Der Herbst/Winter-Durchgang der Fußball-Bundesliga hat einiges an Highlights gebracht. Leider aber auch einige Aktionen, die ziemlich daneben waren. Von gemeinen Fouls physischer, aber auch verbaler Natur gibt es genug zu berichten. Der zweite Teil einer Bestandsaufnahme.
Die Bullen und ihr Dompteur
Nicht nur Rapid hat einen Trainer, der im Umgang mit den Medien einiges zu lernen hat. Wenn der Coach der Salzburger, egal ob vor oder nach einem Spiel, zum Interview antritt, ist seiner Miene eines abzulesen: „Ihr habt ja alle keine Ahnung vom Fußball. Ich bin der einzige der sich auskennt und jetzt muss ich versuchen euch Unwissenden Rede und Antwort zu stehen. Es gibt nichts was mir mehr zuwider wäre“, scheint sein Auftreten herauszuschreien.
Genau so verhält sich der Niederländer dann auch. Jede Reporterfrage scheint erneut eine Beleidigung seiner Intelligenz und eine Verschwendung seiner Zeit zu sein. Was Stevens offenbar vergessen hat, ohne die Fans und die Medien hätte er keinen Job. Es gäbe keinen Profifußball!
Natürlich ist oftmals die eine oder andere Journalisten-Frage dabei, die – gelinde gesagt – etwas besser durchdacht sein könnte. Ein intelligenter, höflicher und auskunftsbereiter Trainer könnte aber genau bei jenen Fragen mit Eloquenz punkten. Eine Fertigkeit von der Stevens wohl noch nicht viel gehört hat.
Dragovic sorgt für Kopfschütteln
Aleksandar Dragovic ist 19 Jahre alt. Diese Tatsache kann man ihm zu Gute halten, wenn man bedenkt, dass das Jahr 2010 nicht gerade als ruhmreichstes in seiner Karriere in die Annalen eingehen wird. Dabei steht die internationale sportliche Erfolglosigkeit seines Vereins, der Wiener Austria, eher im Hintergrund.
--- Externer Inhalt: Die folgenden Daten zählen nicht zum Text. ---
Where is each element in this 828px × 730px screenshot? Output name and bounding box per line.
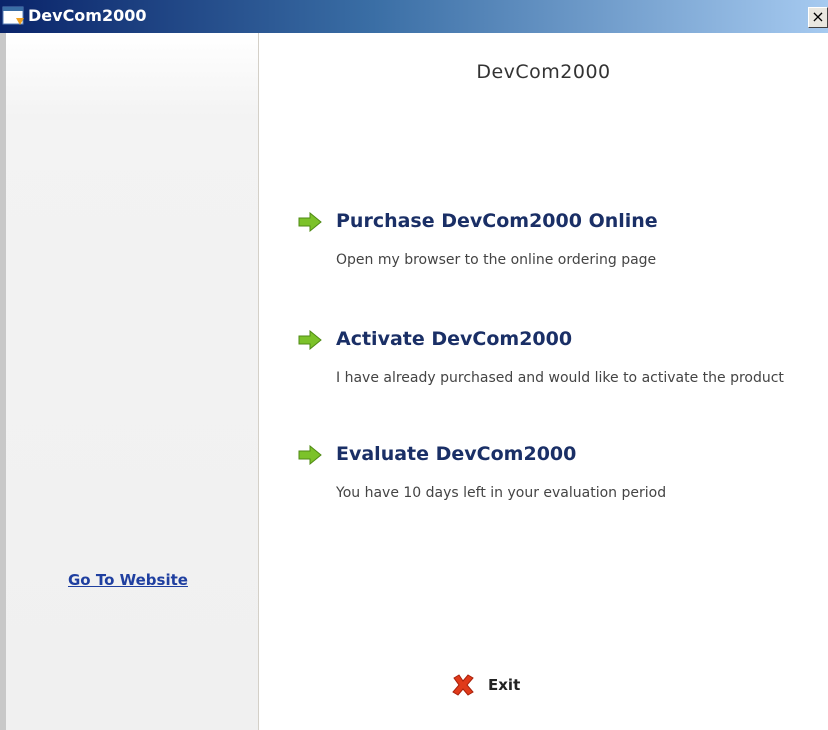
evaluate-option-description: You have 10 days left in your evaluation… [336, 485, 667, 501]
activate-option-description: I have already purchased and would like … [336, 370, 784, 386]
exit-x-icon [452, 674, 474, 696]
sidebar [0, 33, 258, 730]
evaluate-option-title[interactable]: Evaluate DevCom2000 [336, 443, 576, 465]
activate-option-title[interactable]: Activate DevCom2000 [336, 328, 572, 350]
activate-option[interactable]: Activate DevCom2000 I have already purch… [298, 328, 798, 418]
exit-label: Exit [488, 676, 521, 694]
window-title: DevCom2000 [28, 6, 147, 25]
app-window-icon [2, 6, 24, 25]
purchase-option[interactable]: Purchase DevCom2000 Online Open my brows… [298, 210, 798, 280]
close-icon: × [811, 7, 825, 26]
purchase-option-title[interactable]: Purchase DevCom2000 Online [336, 210, 658, 232]
sidebar-divider [258, 33, 259, 730]
purchase-option-description: Open my browser to the online ordering p… [336, 252, 657, 268]
close-button[interactable]: × [808, 7, 828, 28]
green-arrow-icon [298, 330, 322, 350]
go-to-website-link[interactable]: Go To Website [68, 571, 188, 589]
green-arrow-icon [298, 445, 322, 465]
evaluate-option[interactable]: Evaluate DevCom2000 You have 10 days lef… [298, 443, 798, 513]
page-title: DevCom2000 [476, 61, 611, 83]
title-bar[interactable]: DevCom2000 × [0, 0, 828, 33]
green-arrow-icon [298, 212, 322, 232]
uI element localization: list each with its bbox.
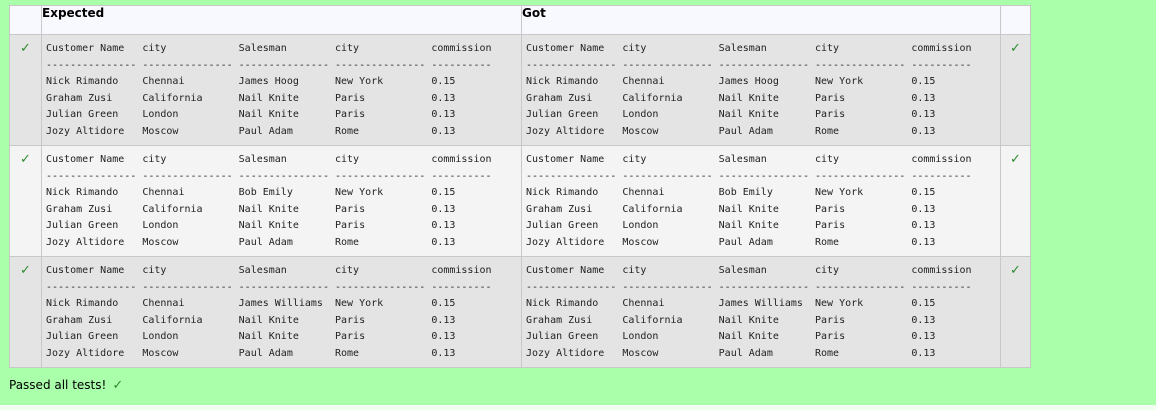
test-row-status-left: ✓ <box>9 34 42 146</box>
test-row-status-right: ✓ <box>1000 256 1031 368</box>
expected-cell: Customer Name city Salesman city commiss… <box>41 145 522 257</box>
test-summary: Passed all tests! ✓ <box>9 378 126 393</box>
test-row-status-right: ✓ <box>1000 145 1031 257</box>
checkmark-icon: ✓ <box>1010 263 1021 278</box>
test-row: ✓ Customer Name city Salesman city commi… <box>9 145 1031 257</box>
test-row: ✓ Customer Name city Salesman city commi… <box>9 256 1031 368</box>
test-row-status-right: ✓ <box>1000 34 1031 146</box>
test-summary-text: Passed all tests! <box>9 378 107 392</box>
got-output: Customer Name city Salesman city commiss… <box>526 43 972 137</box>
checkmark-icon: ✓ <box>112 378 124 393</box>
test-row: ✓ Customer Name city Salesman city commi… <box>9 34 1031 146</box>
got-cell: Customer Name city Salesman city commiss… <box>521 145 1001 257</box>
checkmark-icon: ✓ <box>1010 41 1021 56</box>
expected-cell: Customer Name city Salesman city commiss… <box>41 34 522 146</box>
expected-cell: Customer Name city Salesman city commiss… <box>41 256 522 368</box>
test-results-panel: Expected Got ✓ Customer Name city Salesm… <box>0 0 1156 410</box>
bottom-strip <box>0 405 1156 410</box>
header-blank-left <box>9 5 42 35</box>
expected-output: Customer Name city Salesman city commiss… <box>46 154 492 248</box>
got-output: Customer Name city Salesman city commiss… <box>526 265 972 359</box>
expected-output: Customer Name city Salesman city commiss… <box>46 43 492 137</box>
got-cell: Customer Name city Salesman city commiss… <box>521 34 1001 146</box>
test-row-status-left: ✓ <box>9 145 42 257</box>
expected-header: Expected <box>41 5 522 35</box>
results-header-row: Expected Got <box>9 5 1031 35</box>
checkmark-icon: ✓ <box>1010 152 1021 167</box>
checkmark-icon: ✓ <box>20 152 31 167</box>
got-header: Got <box>521 5 1001 35</box>
results-table: Expected Got ✓ Customer Name city Salesm… <box>9 5 1031 368</box>
checkmark-icon: ✓ <box>20 263 31 278</box>
header-blank-right <box>1000 5 1031 35</box>
test-row-status-left: ✓ <box>9 256 42 368</box>
expected-output: Customer Name city Salesman city commiss… <box>46 265 492 359</box>
checkmark-icon: ✓ <box>20 41 31 56</box>
got-output: Customer Name city Salesman city commiss… <box>526 154 972 248</box>
got-cell: Customer Name city Salesman city commiss… <box>521 256 1001 368</box>
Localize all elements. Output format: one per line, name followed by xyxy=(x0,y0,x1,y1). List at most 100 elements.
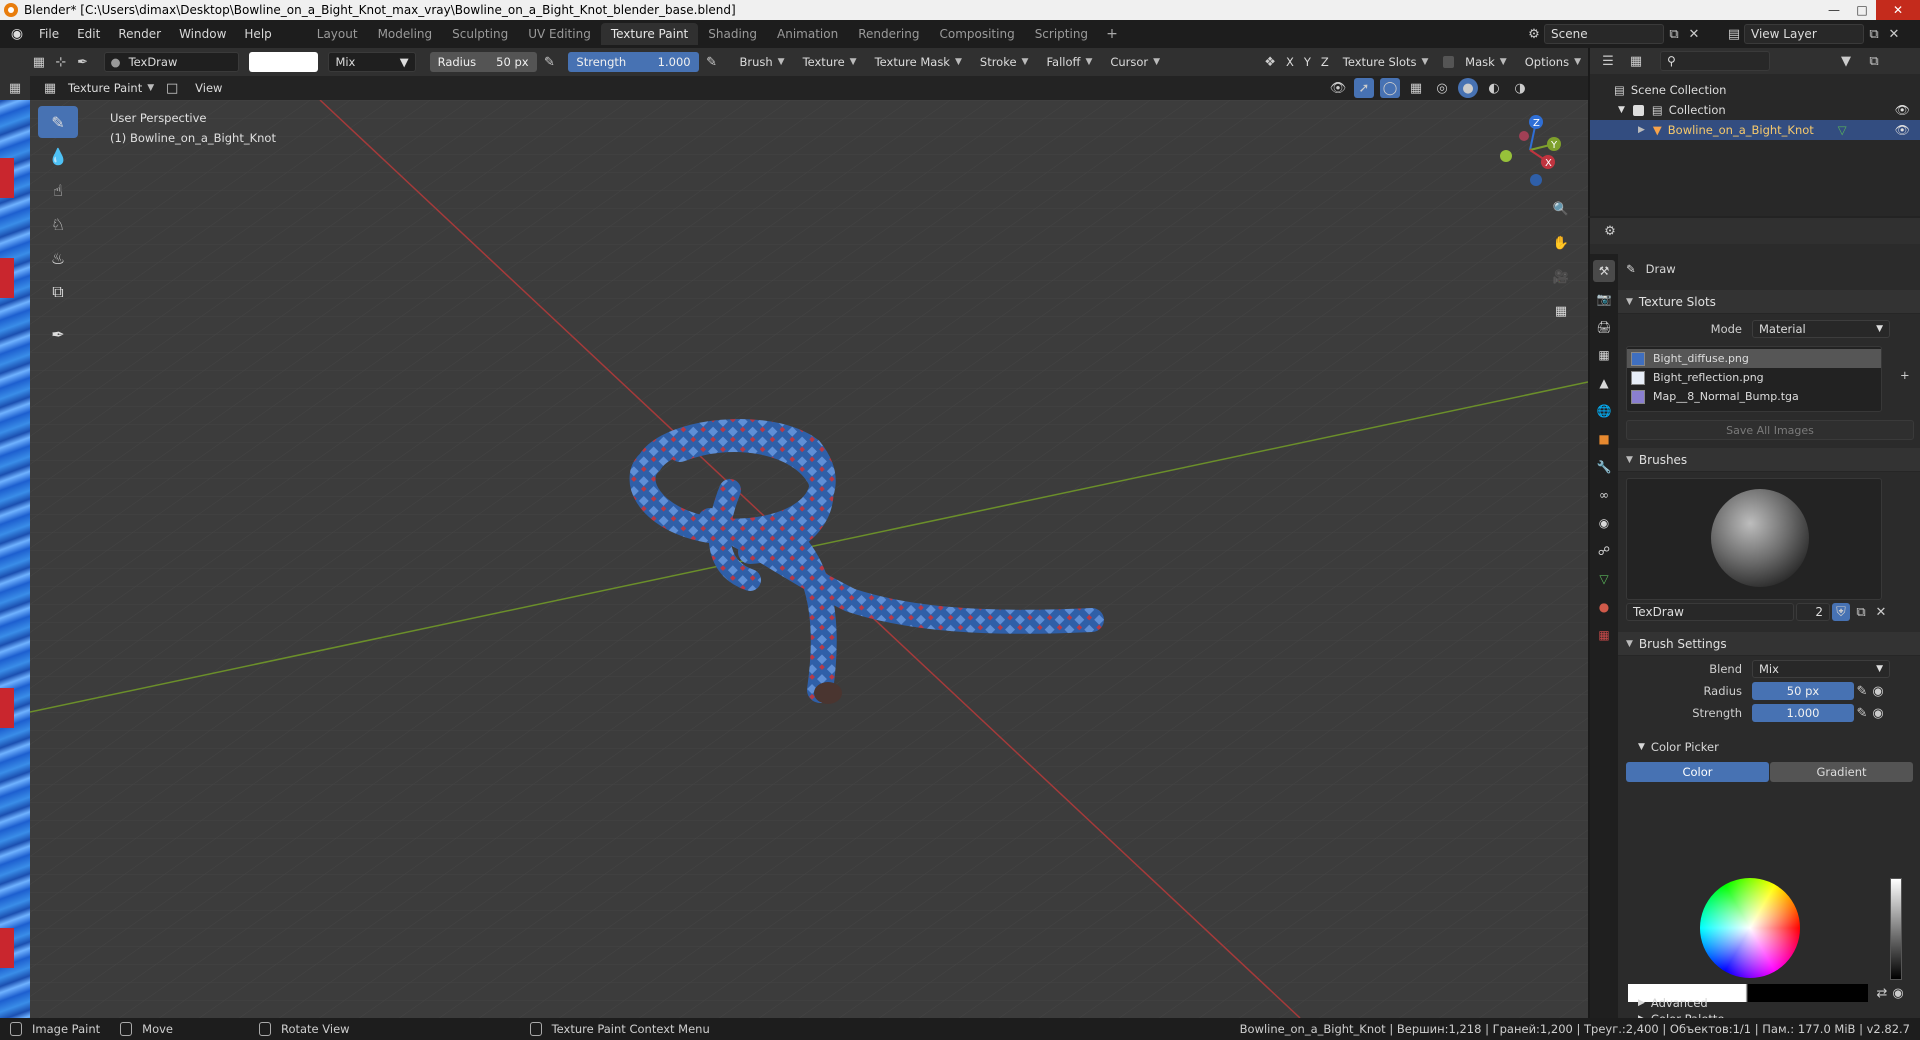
maximize-button[interactable]: □ xyxy=(1848,0,1876,20)
outliner-row-object[interactable]: ▶ ▼ Bowline_on_a_Bight_Knot ▽ 👁 xyxy=(1590,120,1920,140)
tool-tab-icon[interactable]: ⚒ xyxy=(1593,260,1615,282)
brush-menu[interactable]: Brush ▼ xyxy=(732,52,791,72)
add-workspace-icon[interactable]: + xyxy=(1098,26,1126,42)
new-view-layer-icon[interactable]: ⧉ xyxy=(1864,24,1884,44)
blend-mode-select[interactable]: Mix ▼ xyxy=(328,52,416,72)
visibility-eye-icon[interactable]: 👁 xyxy=(1895,123,1910,137)
falloff-menu[interactable]: Falloff ▼ xyxy=(1039,52,1099,72)
texture-mask-menu[interactable]: Texture Mask ▼ xyxy=(868,52,969,72)
new-collection-icon[interactable]: ⧉ xyxy=(1864,51,1884,71)
mask-tool-icon[interactable]: ⧉ xyxy=(38,276,78,308)
unified-setting-icon[interactable]: ◉ xyxy=(1870,703,1886,723)
cursor-menu[interactable]: Cursor ▼ xyxy=(1103,52,1167,72)
stroke-menu[interactable]: Stroke ▼ xyxy=(973,52,1036,72)
strength-slider[interactable]: Strength 1.000 xyxy=(568,52,699,72)
add-texture-slot-icon[interactable]: + xyxy=(1900,368,1910,382)
image-editor-strip[interactable] xyxy=(0,48,30,1018)
blender-menu-icon[interactable]: ◉ xyxy=(4,24,30,44)
texture-slots-menu[interactable]: Texture Slots ▼ xyxy=(1336,52,1436,72)
gizmo-toggle-icon[interactable]: ➚ xyxy=(1354,78,1374,98)
tab-rendering[interactable]: Rendering xyxy=(848,23,929,45)
pressure-icon[interactable]: ✎ xyxy=(1854,681,1870,701)
new-brush-icon[interactable]: ⧉ xyxy=(1852,602,1870,622)
swap-colors-icon[interactable]: ⇄ xyxy=(1874,984,1890,1002)
outliner-row-collection[interactable]: ▼ ▤ Collection 👁 xyxy=(1590,100,1920,120)
new-scene-icon[interactable]: ⧉ xyxy=(1664,24,1684,44)
rendered-shading-icon[interactable]: ◑ xyxy=(1510,78,1530,98)
unified-setting-icon[interactable]: ◉ xyxy=(1870,681,1886,701)
world-tab-icon[interactable]: 🌐 xyxy=(1593,400,1615,422)
list-item[interactable]: Map__8_Normal_Bump.tga xyxy=(1627,387,1881,406)
list-item[interactable]: Bight_diffuse.png xyxy=(1627,349,1881,368)
collection-checkbox[interactable] xyxy=(1632,104,1644,116)
unified-color-icon[interactable]: ◉ xyxy=(1890,984,1906,1002)
brush-name-input[interactable]: TexDraw xyxy=(1626,603,1794,621)
tab-modeling[interactable]: Modeling xyxy=(368,23,443,45)
tab-uv-editing[interactable]: UV Editing xyxy=(518,23,601,45)
strength-slider[interactable]: 1.000 xyxy=(1752,704,1854,722)
material-tab-icon[interactable]: ● xyxy=(1593,596,1615,618)
brushes-panel-header[interactable]: ▼ Brushes xyxy=(1618,448,1920,472)
wireframe-shading-icon[interactable]: ◎ xyxy=(1432,78,1452,98)
soften-tool-icon[interactable]: 💧 xyxy=(38,140,78,172)
tab-scripting[interactable]: Scripting xyxy=(1025,23,1098,45)
view-layer-field[interactable]: View Layer xyxy=(1744,24,1864,44)
menu-render[interactable]: Render xyxy=(109,27,170,41)
expand-right-icon[interactable]: ▶ xyxy=(1638,125,1645,135)
advanced-subpanel-header[interactable]: ▶ Advanced xyxy=(1638,996,1708,1010)
symmetry-y-toggle[interactable]: Y xyxy=(1301,52,1314,72)
scene-field[interactable]: Scene xyxy=(1544,24,1664,44)
value-slider[interactable] xyxy=(1890,878,1902,980)
texture-menu[interactable]: Texture ▼ xyxy=(796,52,864,72)
pressure-icon[interactable]: ✎ xyxy=(1854,703,1870,723)
tab-shading[interactable]: Shading xyxy=(698,23,767,45)
tab-gradient[interactable]: Gradient xyxy=(1770,762,1913,782)
view-menu[interactable]: View xyxy=(188,78,229,98)
mask-menu[interactable]: Mask ▼ xyxy=(1458,52,1514,72)
paint-mask-icon[interactable]: □ xyxy=(162,78,182,98)
tab-animation[interactable]: Animation xyxy=(767,23,848,45)
3d-viewport[interactable]: User Perspective (1) Bowline_on_a_Bight_… xyxy=(30,100,1588,1018)
physics-tab-icon[interactable]: ◉ xyxy=(1593,512,1615,534)
mask-checkbox[interactable] xyxy=(1443,56,1455,68)
close-button[interactable]: ✕ xyxy=(1876,0,1920,20)
delete-view-layer-icon[interactable]: ✕ xyxy=(1884,24,1904,44)
properties-type-icon[interactable]: ⚙ xyxy=(1600,221,1620,241)
mode-icon[interactable]: ⊹ xyxy=(52,52,70,72)
symmetry-x-toggle[interactable]: X xyxy=(1283,52,1297,72)
particles-tab-icon[interactable]: ∞ xyxy=(1593,484,1615,506)
texture-tab-icon[interactable]: ▦ xyxy=(1593,624,1615,646)
symmetry-z-toggle[interactable]: Z xyxy=(1318,52,1332,72)
tab-sculpting[interactable]: Sculpting xyxy=(442,23,518,45)
camera-view-icon[interactable]: 🎥 xyxy=(1548,264,1574,290)
constraints-tab-icon[interactable]: ☍ xyxy=(1593,540,1615,562)
brush-users-count[interactable]: 2 xyxy=(1796,603,1830,621)
fake-user-icon[interactable]: ⛨ xyxy=(1832,603,1850,621)
brush-name-field[interactable]: ● TexDraw xyxy=(103,52,239,72)
options-menu[interactable]: Options ▼ xyxy=(1518,52,1588,72)
outliner-search-input[interactable]: ⚲ xyxy=(1660,51,1770,71)
pan-hand-icon[interactable]: ✋ xyxy=(1548,230,1574,256)
solid-shading-icon[interactable]: ● xyxy=(1458,78,1478,98)
draw-tool-icon[interactable]: ✎ xyxy=(38,106,78,138)
navigation-gizmo[interactable]: Z Y X xyxy=(1494,112,1564,192)
display-mode-icon[interactable]: ▦ xyxy=(1626,51,1646,71)
menu-file[interactable]: File xyxy=(30,27,68,41)
overlay-toggle-icon[interactable]: ◯ xyxy=(1380,78,1400,98)
view-layer-selector[interactable]: ▤ View Layer ⧉ ✕ xyxy=(1724,23,1914,45)
list-item[interactable]: Bight_reflection.png xyxy=(1627,368,1881,387)
ortho-grid-icon[interactable]: ▦ xyxy=(1548,298,1574,324)
scene-tab-icon[interactable]: ▲ xyxy=(1593,372,1615,394)
grid-icon[interactable]: ▦ xyxy=(5,78,25,98)
delete-scene-icon[interactable]: ✕ xyxy=(1684,24,1704,44)
expand-down-icon[interactable]: ▼ xyxy=(1618,105,1625,115)
pressure-strength-icon[interactable]: ✎ xyxy=(703,52,721,72)
modifier-tab-icon[interactable]: 🔧 xyxy=(1593,456,1615,478)
mode-select[interactable]: Material ▼ xyxy=(1752,320,1890,338)
view-layer-tab-icon[interactable]: ▦ xyxy=(1593,344,1615,366)
save-all-images-button[interactable]: Save All Images xyxy=(1626,420,1914,440)
xray-icon[interactable]: ▦ xyxy=(1406,78,1426,98)
render-tab-icon[interactable]: 📷 xyxy=(1593,288,1615,310)
outliner-row-scene-collection[interactable]: ▤ Scene Collection xyxy=(1590,80,1920,100)
scene-selector[interactable]: ⚙ Scene ⧉ ✕ xyxy=(1524,23,1710,45)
Wichtiger da schon, dass der junge Innenverteidiger, der eigentlich mit starken Leistungen trotz seiner Jugend aufzufallen pflegte, 2010 eher durch Kritik an diversen Schiedsrichtern und deren Leistungen im Fokus stand. Das steht einem jungen Profi, vor allem in dieser unreflektierten Form, nicht zu. Kein Ruhmesblatt!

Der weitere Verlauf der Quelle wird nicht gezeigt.